Sebelas

291 41 16
                                    

Suara klakson bersautan ketika satu mobil tidak bisa bergerak dan mobil itu tepat di depan mobil Gabbie. Gabbie bingung bagaimana cara menyalipnya sedang jalanan tengah ramai. Dia tidak bisa memundurkan mobil karena ada mobil di belakangnya.

Mau tidak mau Gabbie menunggu mobil itu bergerak walaupun sambil memaki mobil depan dan mobil-mobil yang membunyikan klakson. Hari ini Gabbie akan bertemu dengan Haru, alih-alih bertemu dengan oma. Namun, sepertinya sama saja karena Haru sedang berada di kantor, probabilitas Gabbie akan bertemu dengan oma-nya semakin tinggi.

Gabbie tidak membenci oma, dia menyanyangi oma-nya, namun saat oma mulai mengoceh hal-hal yang (tidak) penting, Gabbie akan mulai jengkel.

Dia menunggu Haru dengan segelas kopi di kantin bawah, karena kalau ke ruangan Haru mungkin Gabbie akan bertemu keluarga atau mantan rekan kerjanya.
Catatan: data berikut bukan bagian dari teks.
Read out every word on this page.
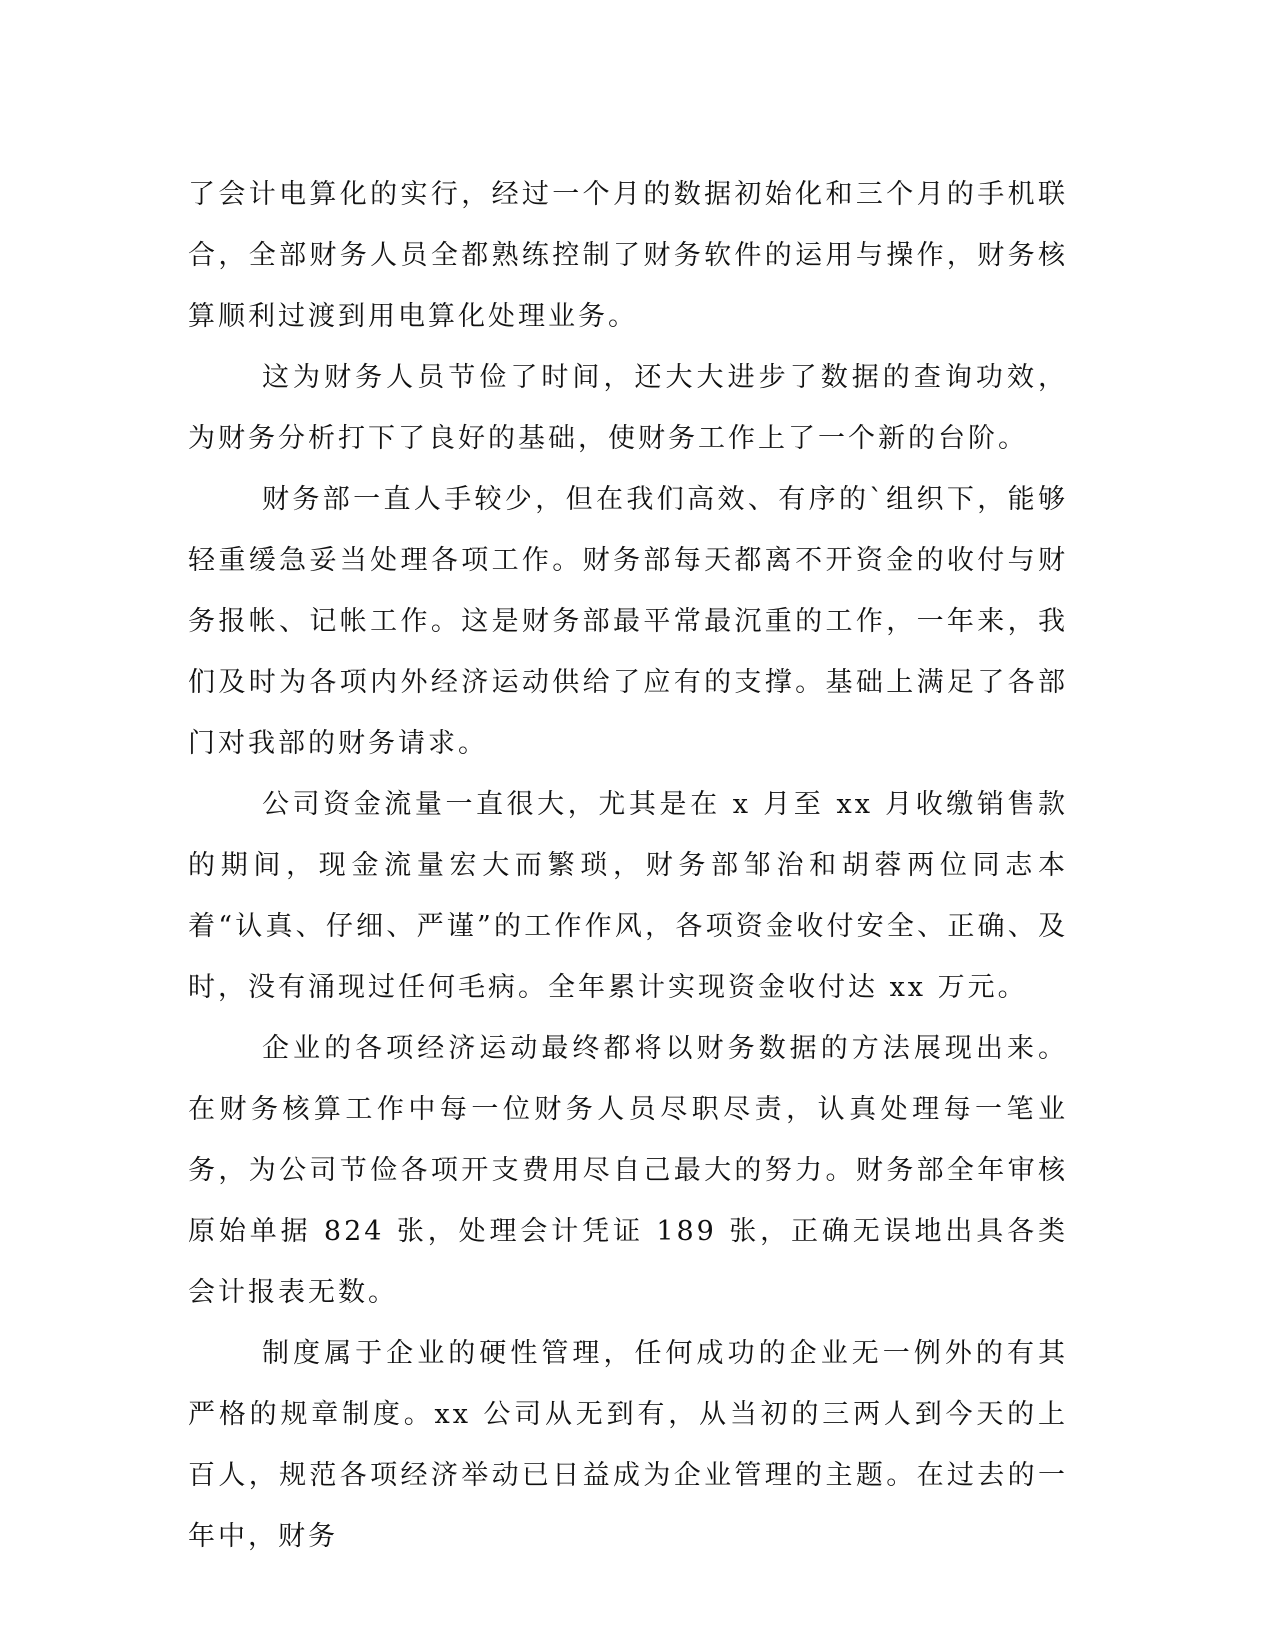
了会计电算化的实行，经过一个月的数据初始化和三个月的手机联合，全部财务人员全都熟练控制了财务软件的运用与操作，财务核算顺利过渡到用电算化处理业务。

这为财务人员节俭了时间，还大大进步了数据的查询功效，为财务分析打下了良好的基础，使财务工作上了一个新的台阶。

财务部一直人手较少，但在我们高效、有序的`组织下，能够轻重缓急妥当处理各项工作。财务部每天都离不开资金的收付与财务报帐、记帐工作。这是财务部最平常最沉重的工作，一年来，我们及时为各项内外经济运动供给了应有的支撑。基础上满足了各部门对我部的财务请求。

公司资金流量一直很大，尤其是在 x 月至 xx 月收缴销售款的期间，现金流量宏大而繁琐，财务部邹治和胡蓉两位同志本着“认真、仔细、严谨”的工作作风，各项资金收付安全、正确、及时，没有涌现过任何毛病。全年累计实现资金收付达 xx 万元。

企业的各项经济运动最终都将以财务数据的方法展现出来。在财务核算工作中每一位财务人员尽职尽责，认真处理每一笔业务，为公司节俭各项开支费用尽自己最大的努力。财务部全年审核原始单据 824 张，处理会计凭证 189 张，正确无误地出具各类会计报表无数。

制度属于企业的硬性管理，任何成功的企业无一例外的有其严格的规章制度。xx 公司从无到有，从当初的三两人到今天的上百人，规范各项经济举动已日益成为企业管理的主题。在过去的一年中，财务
Bahkan, barista di kantin hafal dengan Gabbie dan menanyakan kegiatan apa yang Gabbie lakukan disini.

Gabbie memang pernah bekerja (magang/intern) di perusahaan oma-nya yang bergerak di bidang tekstil dan bahan bakunya. Niat sang oma mengajarkan Gabbie sejak dini, namun sayang Gabbie memilih untuk tidak mengikuti jejak sang oma. Kenyataannya tetap saja darah oma mengalir ditubuhnya, Gabbie menggunakan 'privilege' yang didapatnya dengan membangun butik.

Haru yang telah menemukan kakaknya sedang meminum kopi berjalan mendekatinya. Dengan tidak santun laki-laki itu mengambil gelas Gabbie dan meminumnya. Gabbie tidak marah sama sekali karena mereka sudah terbiasa melakukannya.
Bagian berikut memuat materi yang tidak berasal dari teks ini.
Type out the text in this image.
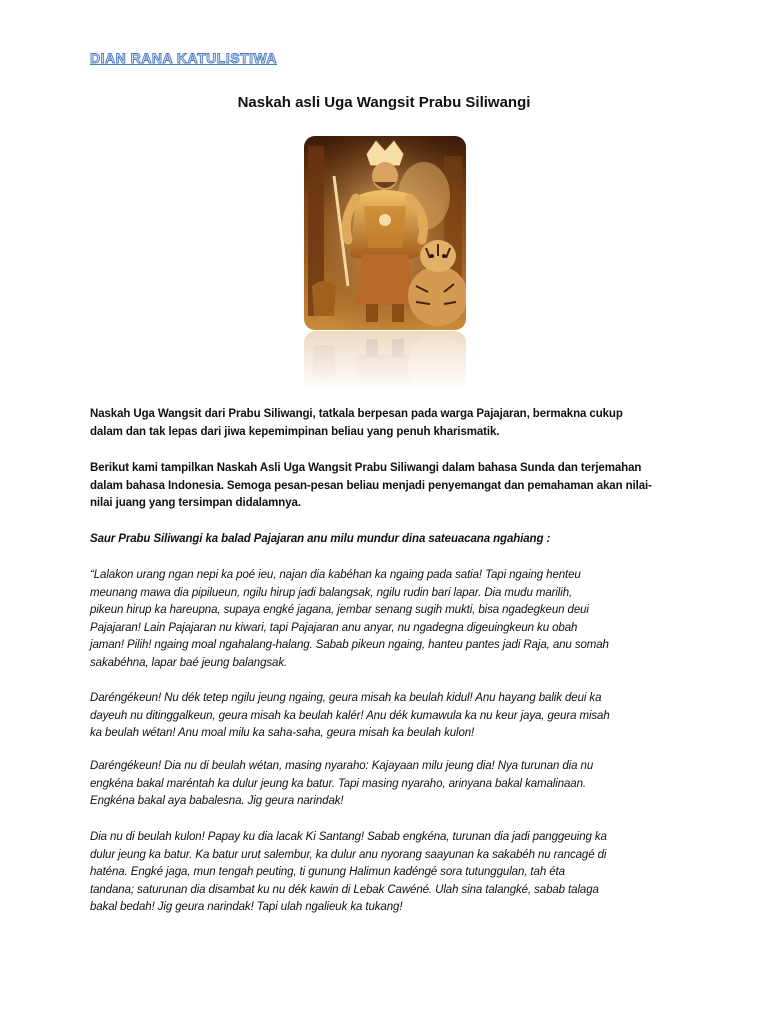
DIAN RANA KATULISTIWA
Naskah asli Uga Wangsit Prabu Siliwangi
Naskah Uga Wangsit dari Prabu Siliwangi, tatkala berpesan pada warga Pajajaran, bermakna cukup
dalam dan tak lepas dari jiwa kepemimpinan beliau yang penuh kharismatik.
Berikut kami tampilkan Naskah Asli Uga Wangsit Prabu Siliwangi dalam bahasa Sunda dan terjemahan
dalam bahasa Indonesia. Semoga pesan-pesan beliau menjadi penyemangat dan pemahaman akan nilai-
nilai juang yang tersimpan didalamnya.
Saur Prabu Siliwangi ka balad Pajajaran anu milu mundur dina sateuacana ngahiang :
“Lalakon urang ngan nepi ka poé ieu, najan dia kabéhan ka ngaing pada satia! Tapi ngaing henteu
meunang mawa dia pipilueun, ngilu hirup jadi balangsak, ngilu rudin bari lapar. Dia mudu marilih,
pikeun hirup ka hareupna, supaya engké jagana, jembar senang sugih mukti, bisa ngadegkeun deui
Pajajaran! Lain Pajajaran nu kiwari, tapi Pajajaran anu anyar, nu ngadegna digeuingkeun ku obah
jaman! Pilih! ngaing moal ngahalang-halang. Sabab pikeun ngaing, hanteu pantes jadi Raja, anu somah
sakabéhna, lapar baé jeung balangsak.
Daréngékeun! Nu dék tetep ngilu jeung ngaing, geura misah ka beulah kidul! Anu hayang balik deui ka
dayeuh nu ditinggalkeun, geura misah ka beulah kalér! Anu dék kumawula ka nu keur jaya, geura misah
ka beulah wétan! Anu moal milu ka saha-saha, geura misah ka beulah kulon!
Daréngékeun! Dia nu di beulah wétan, masing nyaraho: Kajayaan milu jeung dia! Nya turunan dia nu
engkéna bakal maréntah ka dulur jeung ka batur. Tapi masing nyaraho, arinyana bakal kamalinaan.
Engkéna bakal aya babalesna. Jig geura narindak!
Dia nu di beulah kulon! Papay ku dia lacak Ki Santang! Sabab engkéna, turunan dia jadi panggeuing ka
dulur jeung ka batur. Ka batur urut salembur, ka dulur anu nyorang saayunan ka sakabéh nu rancagé di
haténa. Engké jaga, mun tengah peuting, ti gunung Halimun kadéngé sora tutunggulan, tah éta
tandana; saturunan dia disambat ku nu dék kawin di Lebak Cawéné. Ulah sina talangké, sabab talaga
bakal bedah! Jig geura narindak! Tapi ulah ngalieuk ka tukang!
"Ayo ke atas!" Ajak Haru. Gabbie menggelengkan kepala; menolak.

"Gak ada siapa-siapa." Lanjutnya meyakinkan kegelisahan sang kakak.

Akhirnya Gabbie ikut ke ruangan Haru. Suasananya memang nampak sepi setelah jam kerja berakhir, tak banyak orang yang masih di sini. Walaupun tak banyak orang, beberapa kali Gabbie disapa dan menyapa orang yang dikenalnya.
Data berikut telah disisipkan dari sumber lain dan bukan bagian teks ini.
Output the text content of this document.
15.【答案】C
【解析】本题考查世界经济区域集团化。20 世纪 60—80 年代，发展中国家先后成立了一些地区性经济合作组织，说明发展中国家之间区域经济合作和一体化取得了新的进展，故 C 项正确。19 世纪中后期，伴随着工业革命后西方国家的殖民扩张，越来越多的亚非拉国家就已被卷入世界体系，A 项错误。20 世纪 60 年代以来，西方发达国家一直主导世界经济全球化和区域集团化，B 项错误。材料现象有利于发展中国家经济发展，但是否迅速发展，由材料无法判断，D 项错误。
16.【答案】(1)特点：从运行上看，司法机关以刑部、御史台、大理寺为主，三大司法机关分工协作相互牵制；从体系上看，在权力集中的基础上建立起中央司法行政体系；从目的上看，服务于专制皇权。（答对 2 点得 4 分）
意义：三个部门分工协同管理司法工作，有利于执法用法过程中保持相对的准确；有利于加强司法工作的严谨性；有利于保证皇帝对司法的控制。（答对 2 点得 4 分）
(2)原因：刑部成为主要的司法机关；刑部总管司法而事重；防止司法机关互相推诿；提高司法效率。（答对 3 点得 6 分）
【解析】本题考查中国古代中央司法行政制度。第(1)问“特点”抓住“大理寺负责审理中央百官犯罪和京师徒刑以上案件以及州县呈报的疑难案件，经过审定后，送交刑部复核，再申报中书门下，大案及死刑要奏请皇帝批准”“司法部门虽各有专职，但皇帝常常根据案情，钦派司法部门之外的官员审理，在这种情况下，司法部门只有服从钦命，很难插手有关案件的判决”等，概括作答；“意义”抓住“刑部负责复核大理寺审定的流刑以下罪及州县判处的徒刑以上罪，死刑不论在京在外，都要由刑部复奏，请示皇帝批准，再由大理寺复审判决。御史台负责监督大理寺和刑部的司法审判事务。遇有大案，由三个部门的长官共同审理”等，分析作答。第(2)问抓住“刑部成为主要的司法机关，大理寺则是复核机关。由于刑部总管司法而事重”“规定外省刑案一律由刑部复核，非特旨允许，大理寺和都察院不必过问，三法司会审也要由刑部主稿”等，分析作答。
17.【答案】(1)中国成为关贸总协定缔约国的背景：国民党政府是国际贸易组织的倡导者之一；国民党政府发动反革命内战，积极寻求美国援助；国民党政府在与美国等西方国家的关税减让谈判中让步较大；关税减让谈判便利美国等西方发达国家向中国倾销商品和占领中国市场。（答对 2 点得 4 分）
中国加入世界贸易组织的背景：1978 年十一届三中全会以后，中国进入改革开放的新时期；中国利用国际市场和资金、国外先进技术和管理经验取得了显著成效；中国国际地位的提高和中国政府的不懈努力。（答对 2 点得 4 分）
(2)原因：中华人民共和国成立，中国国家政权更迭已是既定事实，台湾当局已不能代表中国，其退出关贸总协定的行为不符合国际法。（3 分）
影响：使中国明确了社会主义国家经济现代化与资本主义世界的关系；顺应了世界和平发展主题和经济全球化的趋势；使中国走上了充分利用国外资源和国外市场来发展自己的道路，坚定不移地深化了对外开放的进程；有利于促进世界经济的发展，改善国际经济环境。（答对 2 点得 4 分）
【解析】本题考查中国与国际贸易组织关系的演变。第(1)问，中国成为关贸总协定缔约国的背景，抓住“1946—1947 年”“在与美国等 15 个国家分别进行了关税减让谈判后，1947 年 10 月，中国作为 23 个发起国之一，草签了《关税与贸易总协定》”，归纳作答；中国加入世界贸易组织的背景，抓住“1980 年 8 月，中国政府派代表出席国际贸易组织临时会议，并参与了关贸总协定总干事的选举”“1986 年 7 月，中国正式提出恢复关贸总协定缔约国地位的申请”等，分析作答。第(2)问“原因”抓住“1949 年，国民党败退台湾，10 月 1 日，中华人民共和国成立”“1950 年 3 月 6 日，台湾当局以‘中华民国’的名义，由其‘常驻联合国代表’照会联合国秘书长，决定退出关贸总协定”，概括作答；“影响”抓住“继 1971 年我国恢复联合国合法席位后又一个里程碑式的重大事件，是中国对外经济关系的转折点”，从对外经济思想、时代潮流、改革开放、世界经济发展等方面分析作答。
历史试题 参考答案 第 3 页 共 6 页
Haru bukanlah orang yang setara dengan C-levels yang memiliki ruangannya sendiri, karena dia bekerja sama dengan timnya. Sebab itu, Gabbie masuk ke dalam ruangan tim Haru yang berisikan banyak komputer. Kemudian Haru menarik kursi kosong untuk Gabbie duduk di sana.

"Jadi, gimana data diri Alen, maksud gue Jaylen Biantara." Ucap Gabbie membuka pembicaraan. Haru menoleh bingung, dia tahu Gabbie menyuruhnya untuk mencari latar belakang Alen, namun seharusnya dia bicara tentang Najim terlebih dahulu, kan? Dia pasti terkejut karena mendapatkan undangan dari Najim secara tiba-tiba.

"Ah, itu. Sebentar." Balas Haru sambil membuka dokumen yang berhasil dia kumpulkan.

"Nanti undangan oma gue kasih lo aja ya." Ucap Gabbie.

"Kak, kenapa gak lo yang kasih aja sih? Awas aja lo sampe kabur pas pertemuan keluarga." Ujarnya.

"Gue lagi gak mood denger oma ceramah. Pas pertemuan gue dateng kok." Balas Gabbie sedikit berbisik dan melirik ke kanan-kiri takut ada yang menguping.

Setelah membuka dokumennya, Haru memundurkan kursi agar Gabbie bisa melihat dengan jelas pada layar komputer.

"Lo kenal di mana sih emang?" Tanya Haru penasaran.

"Di Singapura, gue kira Ayden." Jawab Gabbie jujur sambil menyelisik riwayat diri Alen.

"Wah gila, dia masuk kelas tiga SD di umur 7 tahun? Pasti nyogok." Tuduh Gabbie sambil melihat layar yang penuh dengan kegiatan Alen sedari kecil hingga dewasa dan berakhir empat tahun lalu semenjak dia meninggalkan Biantara. Corp.

"Dih nuduh, siapa tau dia home schooling sebelumnya." Ujar Haru membela.

Gabbie membuka sosial media di ponselnya mencari username Alen yang ditemukan oleh Haru. Tidak ada yang aneh di sana, hanya foto pemandangan dan objek-objek yang menurut Gabbie tidak penting; The city lights he saw from above as he drank champagne and a pool table. Tipikal orang 'berduit' pikirnya.